Should I get tested?
If you think you might have been exposed to HIV, you should get tested as soon as possible. Here's why:
Even in the early stages of infection, you can take concrete steps to protect your long-term health. Many physicians still recommend a "hit early and hit hard" approach to anti-HIV therapy.
But even if you don't begin taking medications right away, regular check-ups with a doctor who has experience with HIV/AIDS will enable you (and your family members or loved ones) to make the best decisions about how and when to begin treatment, without waiting until you get sick.
Taking an active approach to managing HIV may give you many more years of healthy life than you would otherwise have.
If you are HIV positive, you will be able to take the precautions necessary to protect others from becoming infected.
If you are HIV positive and pregnant, you can take medications and other precautions to significantly reduce the risk of infecting your infant, including refraining from breast-feeding.

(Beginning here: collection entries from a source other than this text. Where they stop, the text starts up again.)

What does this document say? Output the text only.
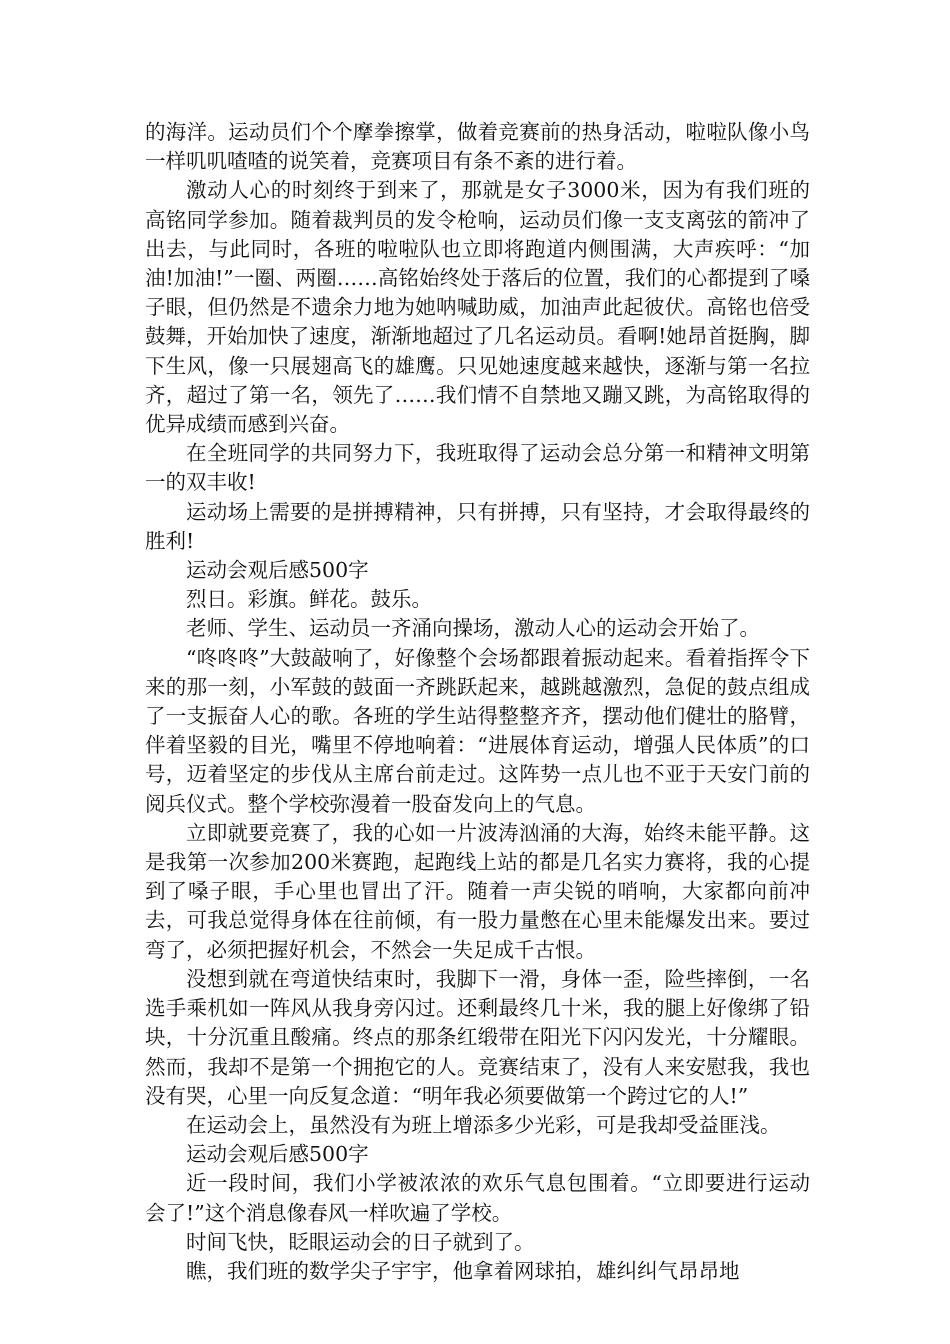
的海洋。运动员们个个摩拳擦掌，做着竞赛前的热身活动，啦啦队像小鸟一样叽叽喳喳的说笑着，竞赛项目有条不紊的进行着。

激动人心的时刻终于到来了，那就是女子3000米，因为有我们班的高铭同学参加。随着裁判员的发令枪响，运动员们像一支支离弦的箭冲了出去，与此同时，各班的啦啦队也立即将跑道内侧围满，大声疾呼：“加油!加油!”一圈、两圈……高铭始终处于落后的位置，我们的心都提到了嗓子眼，但仍然是不遗余力地为她呐喊助威，加油声此起彼伏。高铭也倍受鼓舞，开始加快了速度，渐渐地超过了几名运动员。看啊!她昂首挺胸，脚下生风，像一只展翅高飞的雄鹰。只见她速度越来越快，逐渐与第一名拉齐，超过了第一名，领先了……我们情不自禁地又蹦又跳，为高铭取得的优异成绩而感到兴奋。

在全班同学的共同努力下，我班取得了运动会总分第一和精神文明第一的双丰收!

运动场上需要的是拼搏精神，只有拼搏，只有坚持，才会取得最终的胜利!

运动会观后感500字

烈日。彩旗。鲜花。鼓乐。

老师、学生、运动员一齐涌向操场，激动人心的运动会开始了。

“咚咚咚”大鼓敲响了，好像整个会场都跟着振动起来。看着指挥令下来的那一刻，小军鼓的鼓面一齐跳跃起来，越跳越激烈，急促的鼓点组成了一支振奋人心的歌。各班的学生站得整整齐齐，摆动他们健壮的胳臂，伴着坚毅的目光，嘴里不停地响着：“进展体育运动，增强人民体质”的口号，迈着坚定的步伐从主席台前走过。这阵势一点儿也不亚于天安门前的阅兵仪式。整个学校弥漫着一股奋发向上的气息。

立即就要竞赛了，我的心如一片波涛汹涌的大海，始终未能平静。这是我第一次参加200米赛跑，起跑线上站的都是几名实力赛将，我的心提到了嗓子眼，手心里也冒出了汗。随着一声尖锐的哨响，大家都向前冲去，可我总觉得身体在往前倾，有一股力量憋在心里未能爆发出来。要过弯了，必须把握好机会，不然会一失足成千古恨。

没想到就在弯道快结束时，我脚下一滑，身体一歪，险些摔倒，一名选手乘机如一阵风从我身旁闪过。还剩最终几十米，我的腿上好像绑了铅块，十分沉重且酸痛。终点的那条红缎带在阳光下闪闪发光，十分耀眼。然而，我却不是第一个拥抱它的人。竞赛结束了，没有人来安慰我，我也没有哭，心里一向反复念道：“明年我必须要做第一个跨过它的人!”

在运动会上，虽然没有为班上增添多少光彩，可是我却受益匪浅。

运动会观后感500字

近一段时间，我们小学被浓浓的欢乐气息包围着。“立即要进行运动会了!”这个消息像春风一样吹遍了学校。

时间飞快，眨眼运动会的日子就到了。

瞧，我们班的数学尖子宇宇，他拿着网球拍，雄纠纠气昂昂地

How can I help fight HIV/AIDS?
Everyone can play a role in dealing with this epidemic. Here are just a few suggestions for how you can make a difference in the fight against HIV/AIDS:
Volunteer with your local AIDS service organization.
Talk with the young people you know about HIV/AIDS.
Sponsor an HIV/AIDS education event or fund-raiser with your local school, community group, or religious organization.
Urge government officials to provide adequate funding for AIDS research, prevention education, medical care, and support services.
Speak out against AIDS-related discrimination.
Support continued research to develop better treatments and a safe and effective AIDS vaccine by making donations to organisations working for AIDS awareness, prevention and treatment.